Gastherausgeberin Irene Balaguer und Herausgeber Peter Moss stellen das Heft und sein Thema: »Die Rechte der Kinder« vor.
Diese Ausgabe von »KINDER in Europa« rückt das 20jährige Jubiläum der Annahme der UN-Kinderrechtskonvention am 20. November 1989 in den Mittelpunkt.
Die Konvention ist ein Meilenstein – wenn auch nicht, woran uns diese Ausgabe erinnert, der Anfang – der Kinderrechtsbewegung, die sich seit vielen Jahren um eine neue Beziehung zwischen Kind, Erwachsenen und Gesellschaft bemüht. Natürlich ist die UN-Kinderrechtskonvention weder perfekt noch vollständig, doch sie ist trotzdem ungeheuer wichtig. (Sie finden eine Zusammenfassung auf den Seiten 6 und 7.)
Die Konvention betrachtet das Kind von Geburt an als eine eigenständige Person, einen Bürger/eine Bürgerin mit eigenen Rechten, die es verdienen, dass man ihnen zuhört und sie respektiert. Die Kinderrechtskonvention hat vieles verändert, obwohl ihr volles Potential noch längst nicht umgesetzt ist, da in zu vielen Ländern bisher viel zu wenig getan wurde, um das Bewusstsein der Öffentlichkeit für die Konvention zu schärfen und sie in den vielen Bereichen anzuwenden, in denen sie gelten sollte. Drei Fragen stellen sich der Konvention – und dieser Ausgabe von »KINDER in Europa«:
- Wie sollen wir die Rechte der Kinder, wie sie in der Konvention benannt sind, interpretieren?

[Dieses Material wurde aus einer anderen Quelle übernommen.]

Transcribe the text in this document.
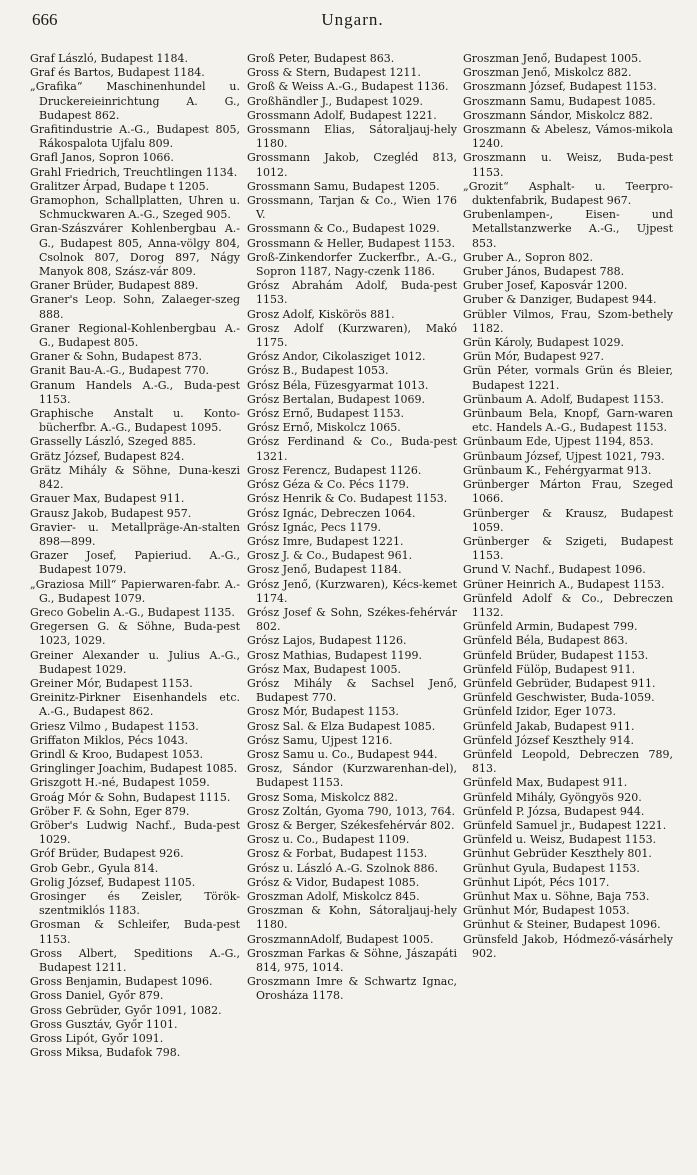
666	Ungarn.

Graf László, Budapest 1184.

Graf és Bartos, Budapest 1184.

„Grafika“ Maschinenhundel u. Druckereieinrichtung A. G., Budapest 862.

Grafitindustrie A.-G., Budapest 805, Rákospalota Ujfalu 809.

Grafl Janos, Sopron 1066.

Grahl Friedrich, Treuchtlingen 1134.

Gralitzer Árpad, Budape t 1205.

Gramophon, Schallplatten, Uhren u. Schmuckwaren A.-G., Szeged 905.

Gran-Szászvárer Kohlenbergbau A.-G., Budapest 805, Anna-völgy 804, Csolnok 807, Dorog 897, Nágy Manyok 808, Szász-vár 809.

Graner Brüder, Budapest 889.

Graner's Leop. Sohn, Zalaeger-szeg 888.

Graner Regional-Kohlenbergbau A.-G., Budapest 805.

Graner & Sohn, Budapest 873.

Granit Bau-A.-G., Budapest 770.

Granum Handels A.-G., Buda-pest 1153.

Graphische Anstalt u. Konto-bücherfbr. A.-G., Budapest 1095.

Grasselly László, Szeged 885.

Grätz József, Budapest 824.

Grätz Mihály & Söhne, Duna-keszi 842.

Grauer Max, Budapest 911.

Grausz Jakob, Budapest 957.

Gravier- u. Metallpräge-An-stalten 898—899.

Grazer Josef, Papieriud. A.-G., Budapest 1079.

„Graziosa Mill“ Papierwaren-fabr. A.-G., Budapest 1079.

Greco Gobelin A.-G., Budapest 1135.

Gregersen G. & Söhne, Buda-pest 1023, 1029.

Greiner Alexander u. Julius A.-G., Budapest 1029.

Greiner Mór, Budapest 1153.

Greinitz-Pirkner Eisenhandels etc. A.-G., Budapest 862.

Griesz Vilmo , Budapest 1153.

Griffaton Miklos, Pécs 1043.

Grindl & Kroo, Budapest 1053.

Gringlinger Joachim, Budapest 1085.

Griszgott H.-né, Budapest 1059.

Groág Mór & Sohn, Budapest 1115.

Gröber F. & Sohn, Eger 879.

Gröber's Ludwig Nachf., Buda-pest 1029.

Gróf Brüder, Budapest 926.

Grob Gebr., Gyula 814.

Grolig József, Budapest 1105.

Grosinger és Zeisler, Török-szentmiklós 1183.

Grosman & Schleifer, Buda-pest 1153.

Gross Albert, Speditions A.-G., Budapest 1211.

Gross Benjamin, Budapest 1096.

Gross Daniel, Győr 879.

Gross Gebrüder, Győr 1091, 1082.

Gross Gusztáv, Győr 1101.

Gross Lipót, Győr 1091.

Gross Miksa, Budafok 798.

Groß Peter, Budapest 863.

Gross & Stern, Budapest 1211.

Groß & Weiss A.-G., Budapest 1136.

Großhändler J., Budapest 1029.

Grossmann Adolf, Budapest 1221.

Grossmann Elias, Sátoraljauj-hely 1180.

Grossmann Jakob, Czegléd 813, 1012.

Grossmann Samu, Budapest 1205.

Grossmann, Tarjan & Co., Wien 176 V.

Grossmann & Co., Budapest 1029.

Grossmann & Heller, Budapest 1153.

Groß-Zinkendorfer Zuckerfbr., A.-G., Sopron 1187, Nagy-czenk 1186.

Grósz Abrahám Adolf, Buda-pest 1153.

Grosz Adolf, Kiskörös 881.

Grosz Adolf (Kurzwaren), Makó 1175.

Grósz Andor, Cikolasziget 1012.

Grósz B., Budapest 1053.

Grósz Béla, Füzesgyarmat 1013.

Grósz Bertalan, Budapest 1069.

Grósz Ernő, Budapest 1153.

Grósz Ernő, Miskolcz 1065.

Grósz Ferdinand & Co., Buda-pest 1321.

Grosz Ferencz, Budapest 1126.

Grósz Géza & Co. Pécs 1179.

Grósz Henrik & Co. Budapest 1153.

Grósz Ignác, Debreczen 1064.

Grósz Ignác, Pecs 1179.

Grósz Imre, Budapest 1221.

Grosz J. & Co., Budapest 961.

Grosz Jenő, Budapest 1184.

Grósz Jenő, (Kurzwaren), Kécs-kemet 1174.

Grósz Josef & Sohn, Székes-fehérvár 802.

Grósz Lajos, Budapest 1126.

Grosz Mathias, Budapest 1199.

Grósz Max, Budapest 1005.

Grósz Mihály & Sachsel Jenő, Budapest 770.

Grosz Mór, Budapest 1153.

Grosz Sal. & Elza Budapest 1085.

Grósz Samu, Ujpest 1216.

Grosz Samu u. Co., Budapest 944.

Grosz, Sándor (Kurzwarenhan-del), Budapest 1153.

Grosz Soma, Miskolcz 882.

Grosz Zoltán, Gyoma 790, 1013, 764.

Grosz & Berger, Székesfehérvár 802.

Grosz u. Co., Budapest 1109.

Grosz & Forbat, Budapest 1153.

Grósz u. László A.-G. Szolnok 886.

Grósz & Vidor, Budapest 1085.

Groszman Adolf, Miskolcz 845.

Groszman & Kohn, Sátoraljauj-hely 1180.

GroszmannAdolf, Budapest 1005.

Groszman Farkas & Söhne, Jászapáti 814, 975, 1014.

Groszmann Imre & Schwartz Ignac, Orosháza 1178.

Groszman Jenő, Budapest 1005.

Groszman Jenő, Miskolcz 882.

Groszmann József, Budapest 1153.

Groszmann Samu, Budapest 1085.

Groszmann Sándor, Miskolcz 882.

Groszmann & Abelesz, Vámos-mikola 1240.

Groszmann u. Weisz, Buda-pest 1153.

„Grozit“ Asphalt- u. Teerpro-duktenfabrik, Budapest 967.

Grubenlampen-, Eisen- und Metallstanzwerke A.-G., Ujpest 853.

Gruber A., Sopron 802.

Gruber János, Budapest 788.

Gruber Josef, Kaposvár 1200.

Gruber & Danziger, Budapest 944.

Grübler Vilmos, Frau, Szom-bethely 1182.

Grün Károly, Budapest 1029.

Grün Mór, Budapest 927.

Grün Péter, vormals Grün és Bleier, Budapest 1221.

Grünbaum A. Adolf, Budapest 1153.

Grünbaum Bela, Knopf, Garn-waren etc. Handels A.-G., Budapest 1153.

Grünbaum Ede, Ujpest 1194, 853.

Grünbaum József, Ujpest 1021, 793.

Grünbaum K., Fehérgyarmat 913.

Grünberger Márton Frau, Szeged 1066.

Grünberger & Krausz, Budapest 1059.

Grünberger & Szigeti, Budapest 1153.

Grund V. Nachf., Budapest 1096.

Grüner Heinrich A., Budapest 1153.

Grünfeld Adolf & Co., Debreczen 1132.

Grünfeld Armin, Budapest 799.

Grünfeld Béla, Budapest 863.

Grünfeld Brüder, Budapest 1153.

Grünfeld Fülöp, Budapest 911.

Grünfeld Gebrüder, Budapest 911.

Grünfeld Geschwister, Buda-1059.

Grünfeld Izidor, Eger 1073.

Grünfeld Jakab, Budapest 911.

Grünfeld József Keszthely 914.

Grünfeld Leopold, Debreczen 789, 813.

Grünfeld Max, Budapest 911.

Grünfeld Mihály, Gyöngyös 920.

Grünfeld P. Józsa, Budapest 944.

Grünfeld Samuel jr., Budapest 1221.

Grünfeld u. Weisz, Budapest 1153.

Grünhut Gebrüder Keszthely 801.

Grünhut Gyula, Budapest 1153.

Grünhut Lipót, Pécs 1017.

Grünhut Max u. Söhne, Baja 753.

Grünhut Mór, Budapest 1053.

Grünhut & Steiner, Budapest 1096.

Grünsfeld Jakob, Hódmező-vásárhely 902.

- Wie können sie durchgesetzt werden?
- Und müssen wir noch weiterdenken, müssen wir über die Konvention hinausgehen?
Wie jedes politische Dokument, das die UN-Kinderrechtskonvention ja ist, wurde auch dieses entwickelt und ausgestaltet in Verhandlungen von Menschen mit sehr unterschiedlichen Motivationen und Ansichten. Es ist notwendig, die Konvention zu interpretieren – und das sind wiederum politische Prozesse. So stellt sich beispielsweise die Frage: Bedeutet die Kinderrechtskonvention das Ende der körperlichen Bestrafung, der Züchtigung, von Kindern – oder nicht? Wie steht es um die Zugangsmöglichkeiten aller Kinder zu Einrichtungen der frühkindlichen Bildung und Betreuung? Muss die Konvention ausgegrenzte Kinder – wie Kinder aus asylsuchenden Familien – besser schützen? Das sind Fragen über Grauzonen, die die erste Kinderkommissarin der Welt, Maalfrid Grude Flekkoy, in einem Interview in diesem Heft aufwirft.
Der Artikel von Fúlvia Rosemberg aus Brasilien macht auf ein anderes Problem aufmerksam. Kinderrechte können auf bestimmte, marginalisierte oder »von der Norm abweichende« Gruppen konzentriert werden. So werden sie zu einem weiteren Mittel, um einzelne Fragen der Jugendhilfe aufzugreifen. Doch der Konvention und der breiteren Bewegung, zu der sie gehört, geht es um alle Kinder, um Kinder als soziale Gruppe. Für sie alle ist die Kinderrechtskonvention da.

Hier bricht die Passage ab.